赵泽涛站在阳台上,依旧两手撑着阳台,做着他习惯性的动作。把烟送到嘴边深深吸了一口。目光落在球场边缘那个熟悉的身影上。
冯媛站在划线外面,旁边站着两个女生。她正踮着脚往场上张望。偶尔偏头跟身边人说了句什么,嘴角弯了一下又收回去。
此刻作为一个局外人,他所处的位置仿佛是一个上帝视角。
场上的画面尽收眼底。
他正看着她。忽然从场边冒出来一个卷毛男生,顶着一头茂密得像泰迪的卷发,朝着冯媛的方向跑过去。赵泽涛起初以为他只是路过。
直到看见那男生停在冯媛面前,不知道说了什么,惹得冯媛连连笑,还在他肩膀上打了一下。力道不大,但那男生的身体顺势晃了晃,笑得眼睛都眯成两条缝。
赵泽涛眯起眼睛,看向不远处靠近冯媛的那个男生,眼神迷离,带着说不清的晦暗。右手食指和中指之间夹着的猩红燃到了尽头,烟灰积了长长一截。
楼下球场上的欢呼声一波接一波,他什么都没听见。随意将烟灰抖了抖,又放进嘴里,深深得吸了一口。
低着头,缓缓的将刚刚吸入的烟,像叹气一般从鼻子里带出来。似乎要把所有晦暗的情绪都吸进嘴里,再咽进肚里。
直到那截烟灰燃尽,将烟蒂塞进栏杆上的易拉罐里。收回视线。
球场上,盛靳早已脱下黑色卫衣,此刻只剩下里面的一件白色背心。手臂上的肌肉线条随着他的动作若隐若现,汗水沿着肱二头肌的弧度往下淌。
他在球场上迎着吹过来的凉风奔跑、跳跃,每一个动作都充满了力量与速度。看他打起来丝毫不费劲,仿佛不知疲倦。
其他同学就没这么洒脱了。这场比赛不在计划之中,大家穿的都是私服。虽然也没穿得多厚,但对于打球来说还是累赘。
长袖的袖口碍着手腕发力,牛仔裤的裤脚磨着膝盖。有人把裤腿往上拽到小腿中间,跑起来的时候裤腿又滑回去了。
梁言也只穿了一件长袖。此刻那件衣服被汗洇湿了一半,黏在后背上,格外难受。
他拽了拽领口让它不那么贴肉,但没什么用。他没法像盛靳那样把衣服脱了,他里面什么都没穿。
比赛进入白热化阶段,白队忽然集体爆发。梁言和许文浩像两把刀子同时开了刃,一人突内一人打外,连拿六分,分差被拉开到四分。
白队的支持者气势大涨,齐声喊梁言的名字。有人偷偷戳了戳前排一个男生的后背问现在几比几,那个男生头也不回地报了句“白队领先四分了别吵”。
就在大家以为白队胜券在握时,红队换上了秦寿,替掉打得精疲力尽的陈健超。秦寿一上场就接到刘宁的助攻,轻松拿下两分。
比分又咬住了。
只剩最后一分钟,只要白队守住这一轮,比赛就属于他们。
马世超急了,刘宁投篮的时候他扑上去封盖,手拍在了刘宁手腕上。
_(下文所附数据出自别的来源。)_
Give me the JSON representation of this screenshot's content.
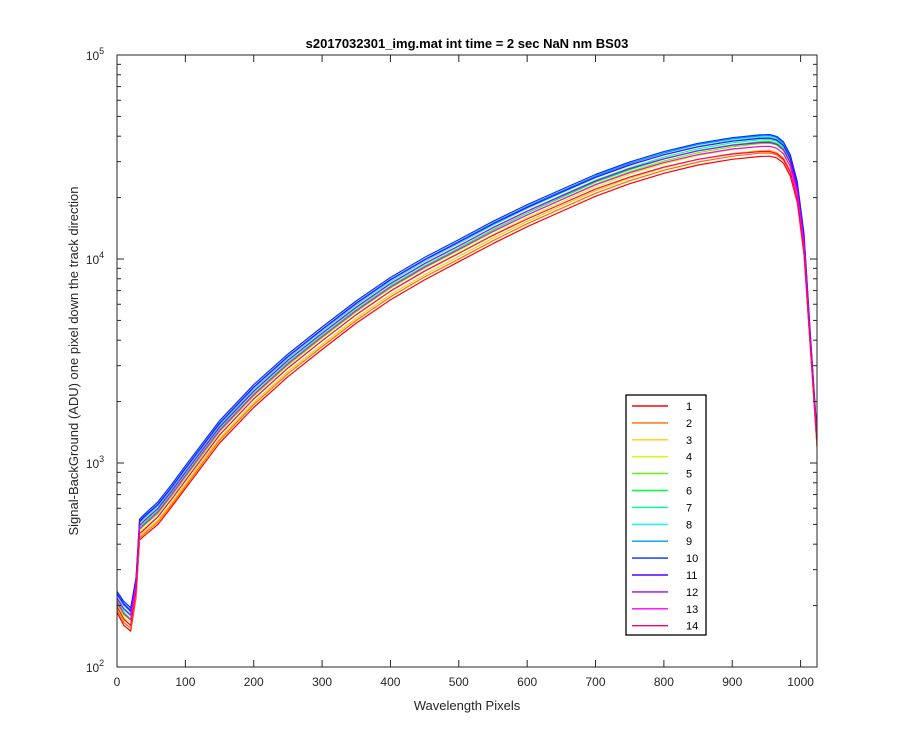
{
  "chart_data": {
    "type": "line",
    "title": "s2017032301_img.mat int time = 2 sec  NaN nm BS03",
    "xlabel": "Wavelength Pixels",
    "ylabel": "Signal-BackGround (ADU) one pixel down the track direction",
    "x_scale": "linear",
    "y_scale": "log",
    "xlim": [
      0,
      1024
    ],
    "ylim": [
      100,
      100000
    ],
    "x_ticks": [
      "0",
      "100",
      "200",
      "300",
      "400",
      "500",
      "600",
      "700",
      "800",
      "900",
      "1000"
    ],
    "y_ticks": [
      {
        "base": "10",
        "exp": "2"
      },
      {
        "base": "10",
        "exp": "3"
      },
      {
        "base": "10",
        "exp": "4"
      },
      {
        "base": "10",
        "exp": "5"
      }
    ],
    "legend_position": "lower-right",
    "x": [
      0,
      10,
      20,
      28,
      33,
      40,
      60,
      80,
      100,
      150,
      200,
      250,
      300,
      350,
      400,
      450,
      500,
      550,
      600,
      650,
      700,
      750,
      800,
      850,
      900,
      940,
      955,
      965,
      975,
      985,
      995,
      1005,
      1015,
      1024
    ],
    "series": [
      {
        "name": "1",
        "color": "#ff0000",
        "values": [
          185,
          160,
          150,
          220,
          420,
          440,
          500,
          610,
          750,
          1250,
          1870,
          2650,
          3600,
          4850,
          6300,
          7900,
          9700,
          11900,
          14400,
          17100,
          20300,
          23400,
          26300,
          28900,
          30800,
          31800,
          31900,
          31300,
          29500,
          25500,
          19000,
          10500,
          3400,
          1200
        ]
      },
      {
        "name": "2",
        "color": "#ff6a00",
        "values": [
          190,
          165,
          155,
          225,
          430,
          450,
          515,
          625,
          770,
          1290,
          1930,
          2740,
          3720,
          5000,
          6520,
          8170,
          10000,
          12300,
          14900,
          17700,
          21000,
          24200,
          27200,
          29900,
          31900,
          33000,
          33100,
          32400,
          30500,
          26400,
          19600,
          10800,
          3500,
          1220
        ]
      },
      {
        "name": "3",
        "color": "#ffcc00",
        "values": [
          195,
          170,
          160,
          230,
          440,
          460,
          525,
          640,
          790,
          1320,
          1980,
          2810,
          3820,
          5130,
          6690,
          8390,
          10300,
          12650,
          15300,
          18200,
          21600,
          24900,
          28000,
          30800,
          32900,
          34000,
          34100,
          33400,
          31400,
          27200,
          20200,
          11100,
          3550,
          1240
        ]
      },
      {
        "name": "4",
        "color": "#ccff00",
        "values": [
          200,
          175,
          165,
          240,
          460,
          480,
          550,
          670,
          825,
          1380,
          2070,
          2940,
          4000,
          5370,
          7000,
          8780,
          10750,
          13200,
          16000,
          19000,
          22600,
          26000,
          29300,
          32200,
          34400,
          35600,
          35700,
          35000,
          32900,
          28500,
          21100,
          11600,
          3650,
          1260
        ]
      },
      {
        "name": "5",
        "color": "#55ff00",
        "values": [
          205,
          180,
          170,
          245,
          470,
          495,
          565,
          690,
          850,
          1420,
          2130,
          3020,
          4110,
          5520,
          7200,
          9030,
          11050,
          13600,
          16450,
          19550,
          23250,
          26800,
          30200,
          33200,
          35500,
          36800,
          36900,
          36200,
          34000,
          29400,
          21800,
          12000,
          3700,
          1280
        ]
      },
      {
        "name": "6",
        "color": "#00ff33",
        "values": [
          210,
          185,
          172,
          250,
          480,
          505,
          580,
          705,
          870,
          1450,
          2180,
          3090,
          4200,
          5640,
          7360,
          9230,
          11300,
          13900,
          16800,
          20000,
          23800,
          27400,
          30900,
          34000,
          36300,
          37600,
          37700,
          37000,
          34800,
          30100,
          22300,
          12300,
          3750,
          1300
        ]
      },
      {
        "name": "7",
        "color": "#00ff99",
        "values": [
          215,
          190,
          178,
          255,
          490,
          515,
          590,
          720,
          890,
          1480,
          2230,
          3160,
          4290,
          5760,
          7520,
          9430,
          11550,
          14200,
          17200,
          20450,
          24300,
          28000,
          31600,
          34700,
          37100,
          38400,
          38500,
          37800,
          35500,
          30700,
          22800,
          12600,
          3800,
          1320
        ]
      },
      {
        "name": "8",
        "color": "#00ffff",
        "values": [
          225,
          200,
          185,
          265,
          510,
          535,
          615,
          745,
          920,
          1530,
          2300,
          3260,
          4430,
          5950,
          7760,
          9730,
          11900,
          14650,
          17700,
          21050,
          25000,
          28800,
          32500,
          35700,
          38100,
          39400,
          39500,
          38700,
          36400,
          31500,
          23300,
          12900,
          3850,
          1340
        ]
      },
      {
        "name": "9",
        "color": "#0099ff",
        "values": [
          230,
          205,
          190,
          270,
          520,
          550,
          630,
          765,
          945,
          1570,
          2360,
          3340,
          4530,
          6090,
          7940,
          9950,
          12200,
          15000,
          18100,
          21500,
          25500,
          29400,
          33100,
          36400,
          38800,
          40100,
          40200,
          39400,
          37000,
          32000,
          23700,
          13100,
          3900,
          1360
        ]
      },
      {
        "name": "10",
        "color": "#0033ff",
        "values": [
          235,
          210,
          195,
          275,
          530,
          560,
          645,
          785,
          970,
          1610,
          2420,
          3420,
          4640,
          6230,
          8120,
          10180,
          12450,
          15300,
          18450,
          21900,
          25950,
          29900,
          33600,
          36900,
          39300,
          40600,
          40700,
          39900,
          37500,
          32400,
          24000,
          13300,
          3950,
          1380
        ]
      },
      {
        "name": "11",
        "color": "#5500ff",
        "values": [
          228,
          203,
          188,
          268,
          515,
          545,
          625,
          760,
          940,
          1560,
          2350,
          3320,
          4510,
          6060,
          7900,
          9900,
          12100,
          14850,
          17900,
          21250,
          25150,
          28900,
          32400,
          35500,
          37800,
          39000,
          39100,
          38300,
          36000,
          31100,
          23000,
          12700,
          3800,
          1350
        ]
      },
      {
        "name": "12",
        "color": "#aa00ff",
        "values": [
          218,
          193,
          180,
          258,
          495,
          522,
          600,
          730,
          900,
          1500,
          2250,
          3190,
          4330,
          5810,
          7580,
          9500,
          11600,
          14250,
          17150,
          20350,
          24100,
          27700,
          31000,
          33900,
          36100,
          37200,
          37300,
          36500,
          34300,
          29700,
          22000,
          12150,
          3700,
          1320
        ]
      },
      {
        "name": "13",
        "color": "#ff00ff",
        "values": [
          208,
          183,
          170,
          248,
          475,
          500,
          575,
          700,
          865,
          1440,
          2160,
          3060,
          4160,
          5580,
          7280,
          9120,
          11150,
          13650,
          16450,
          19500,
          23100,
          26500,
          29700,
          32500,
          34600,
          35600,
          35700,
          34900,
          32800,
          28400,
          21000,
          11600,
          3600,
          1290
        ]
      },
      {
        "name": "14",
        "color": "#ff0066",
        "values": [
          198,
          172,
          160,
          235,
          450,
          472,
          545,
          665,
          820,
          1370,
          2060,
          2920,
          3970,
          5330,
          6950,
          8710,
          10650,
          13050,
          15700,
          18600,
          22000,
          25200,
          28200,
          30800,
          32700,
          33600,
          33700,
          32900,
          30900,
          26700,
          19700,
          10900,
          3450,
          1250
        ]
      }
    ]
  }
}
啪的一声,在寂静的几秒里格外清脆。
哈博立刻吹哨叫停,判定马世超打手犯规,红队罚球。
红队毫不犹豫地派出了盛靳。
全场的目光瞬间聚到他身上,刚才还在交头接耳的人全都安静下来了。后排踮着脚的人也不踮了,连场边举着手机录像的女生都屏住了呼吸。
风忽然停了。
李浩氶站在她旁边,双手插在冲锋衣口袋里,目光从场上收回来,偏头看了她一眼。
秦昭盯着罚球线,呼吸都不稳了。他把视线转回场上,用一种很平淡的语气开口:“你上次这么紧张是什么时候。”
秦昭没看他,眼睛还盯着盛靳的背影:“中考体育,跑八百米,你在跑道边上喊我名字的时候。”
李浩氶轻轻笑了一声。然后他说:“那这次不是我喊的。”
球场周围只剩下别班练朗诵的声音,远远的,像一层不相关的背景噪音。
时间仿佛凝固,所有人都屏住呼吸,等待着这关键的一刻。
三次罚球机会。但只剩下最后二十几秒,这就意味着他只有一次机会。
两分球随进,但要赢下比赛,必须投三分。“10、9、8……”
盛靳站在罚球线上。球面和掌心接触的触感,他的手心微微出汗,粗粝的、干燥的。
他深吸一口气。场边的倒计时声已经开始响了,有人在数。他把球举过头顶,膝盖微弯,手腕发力。